Aquela Déborah sempre mexeu comigo. Uma pena que, da posição em que eu estava, não seria possível usar meus recursos com ela. E demorei bastante tempo pra colocar outra no lugar dela, daquela beleza vulgar que ela tinha. Nunca mais ouvi dela depois daquele dia...

- É verdade, Déby. Ele é dono de dezenas de lanchonetes de fast food. Todas as melhores, as mais movimentadas são dele. Ele tem comércio em vários setores e até coisa com o exterior. Eu descobri tudo direitinho só semana passada, antes eu só sabia que ele era rico, mas não dava pra saber que era tanto.
- Porque você roubou nosso projeto, seu filho da puta?! - Juliana gritou
- Roubar? Eu? Não ficaram sabendo, não é? Esse projeto é meu e vocês são minha equipe.
- Ah sim, quero ver a reitoria acreditar que temos um administrador que faz nanotecnologia! - disse Déborah
- É, você tá fodido, cara! A justiça vai te obrigar a devolver todo o nosso dinheiro e você vai pra cadeia!

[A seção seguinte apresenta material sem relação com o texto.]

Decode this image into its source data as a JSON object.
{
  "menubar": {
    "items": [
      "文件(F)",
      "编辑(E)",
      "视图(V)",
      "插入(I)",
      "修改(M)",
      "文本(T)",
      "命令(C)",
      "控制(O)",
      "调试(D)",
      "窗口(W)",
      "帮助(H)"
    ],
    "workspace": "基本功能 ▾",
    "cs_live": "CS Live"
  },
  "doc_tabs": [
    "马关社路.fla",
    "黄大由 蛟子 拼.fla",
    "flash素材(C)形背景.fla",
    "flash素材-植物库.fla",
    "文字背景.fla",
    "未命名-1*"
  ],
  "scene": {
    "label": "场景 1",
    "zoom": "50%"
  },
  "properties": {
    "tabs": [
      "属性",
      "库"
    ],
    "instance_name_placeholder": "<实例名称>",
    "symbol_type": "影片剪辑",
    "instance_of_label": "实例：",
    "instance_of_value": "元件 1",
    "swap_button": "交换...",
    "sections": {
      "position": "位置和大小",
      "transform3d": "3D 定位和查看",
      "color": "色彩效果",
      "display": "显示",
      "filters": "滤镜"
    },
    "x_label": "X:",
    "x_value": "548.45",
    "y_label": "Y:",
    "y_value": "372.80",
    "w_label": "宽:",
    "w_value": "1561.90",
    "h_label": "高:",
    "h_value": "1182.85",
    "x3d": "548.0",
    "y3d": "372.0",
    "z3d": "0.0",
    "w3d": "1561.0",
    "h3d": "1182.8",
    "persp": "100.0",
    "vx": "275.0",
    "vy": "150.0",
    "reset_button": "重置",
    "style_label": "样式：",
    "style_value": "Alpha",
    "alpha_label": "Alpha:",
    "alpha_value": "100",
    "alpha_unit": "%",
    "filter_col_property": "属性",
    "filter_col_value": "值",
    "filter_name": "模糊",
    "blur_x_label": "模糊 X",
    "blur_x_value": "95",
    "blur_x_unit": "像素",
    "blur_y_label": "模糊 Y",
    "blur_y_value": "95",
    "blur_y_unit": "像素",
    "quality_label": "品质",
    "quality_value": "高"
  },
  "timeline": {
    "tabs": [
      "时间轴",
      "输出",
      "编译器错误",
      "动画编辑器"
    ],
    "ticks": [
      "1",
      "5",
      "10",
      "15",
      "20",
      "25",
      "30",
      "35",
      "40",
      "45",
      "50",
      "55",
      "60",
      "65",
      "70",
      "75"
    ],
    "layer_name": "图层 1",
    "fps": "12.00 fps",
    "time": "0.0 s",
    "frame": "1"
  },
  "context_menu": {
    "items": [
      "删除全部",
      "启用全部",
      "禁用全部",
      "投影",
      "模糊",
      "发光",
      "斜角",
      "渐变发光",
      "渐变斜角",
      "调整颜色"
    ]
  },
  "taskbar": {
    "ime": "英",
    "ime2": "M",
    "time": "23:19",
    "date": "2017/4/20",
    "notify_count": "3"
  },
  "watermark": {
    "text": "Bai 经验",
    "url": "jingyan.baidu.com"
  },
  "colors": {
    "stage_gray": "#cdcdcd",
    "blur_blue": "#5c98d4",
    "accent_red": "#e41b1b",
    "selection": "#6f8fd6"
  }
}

Eu tinha mais coisas pra falar nos meus planos, mas acabei simplesmente mostrando o instrumento usado pra marcar os familiares do Reginaldo. Fiquei só olhando pros restos carbonizados que se acumularam sobre ele. André foi o primeiro a entender. Suas lágrimas foram poucas e desceram sem causar nenhuma modificação em seu rosto. Pensei que ele estava apático, pois ficou em silêncio.

- André, caralho, porque você não falou nada!? Você sabia que ele era isso, cara, que porra é essa!

Ele permaneceu em silêncio, aparentando estar ausente, mas eu não percebia nenhuma emoção em seu rosto.

- Fala alguma coisa, André, diz que ela tá errada! - Disse júnior, que mal se fazia notar no local
- Ele tá quieto porque é verdade. Ele sabe que essa porra é culpa dele! Ele que defendeu o Fred naquele dia no bar quando estavamos decidindo quem aceitar pro cargo. Ele é igualzinho, ele também deve estar ganhando alguma coisa com isso!

Juliana estava cada vez mais descontrolada. Começou a gritar e derrubar cadeiras pela sala até partir pra cima do André, que nem tentou se defender. Socos, tapas, arranhões, nada parecia afetar o homem.

- Para, Ju, para com isso! - Disse Déborah – vamos embora daqui, não quero mais ficar aqui!

Eles olharam pro André no caminho da saída, mas não o chamaram pra ir embora. De alguma maneira, criaram um culpado e passaram a odiá-lo como se a causa de todo o mal não estivesse diante deles ali na sala. Talvez estivessem com tanto medo que eu me tornei como uma força da natureza. Como quando um maremoto destrói uma cidade: ninguém culpa Deus ou a Mãe natureza, é sempre culpa da usina geotérmica mais próxima ou de projetos secretos do governo. Afinal, quem vai culpar o cara que pode lançar raios e sabe de tudo? No fundo, não sei proque reagiram daquela maneira. Se já tinham suspeitas, se ele já tinha feito outra coisa. Mas anos se passaram até esse grupo se reconciliar.

- Eu não preciso desse dinheiro, não preciso desse projeto. Eu vou fazer outro projeto maior e vou entrar na liga. Seu jogos não vão te salvar, filho da puta, quando eu vier atrás de você. Vou estripar você e toda a sua família. Você vai pagar por essa merda com o seu sangue e vai sofrer por tudo o que fez.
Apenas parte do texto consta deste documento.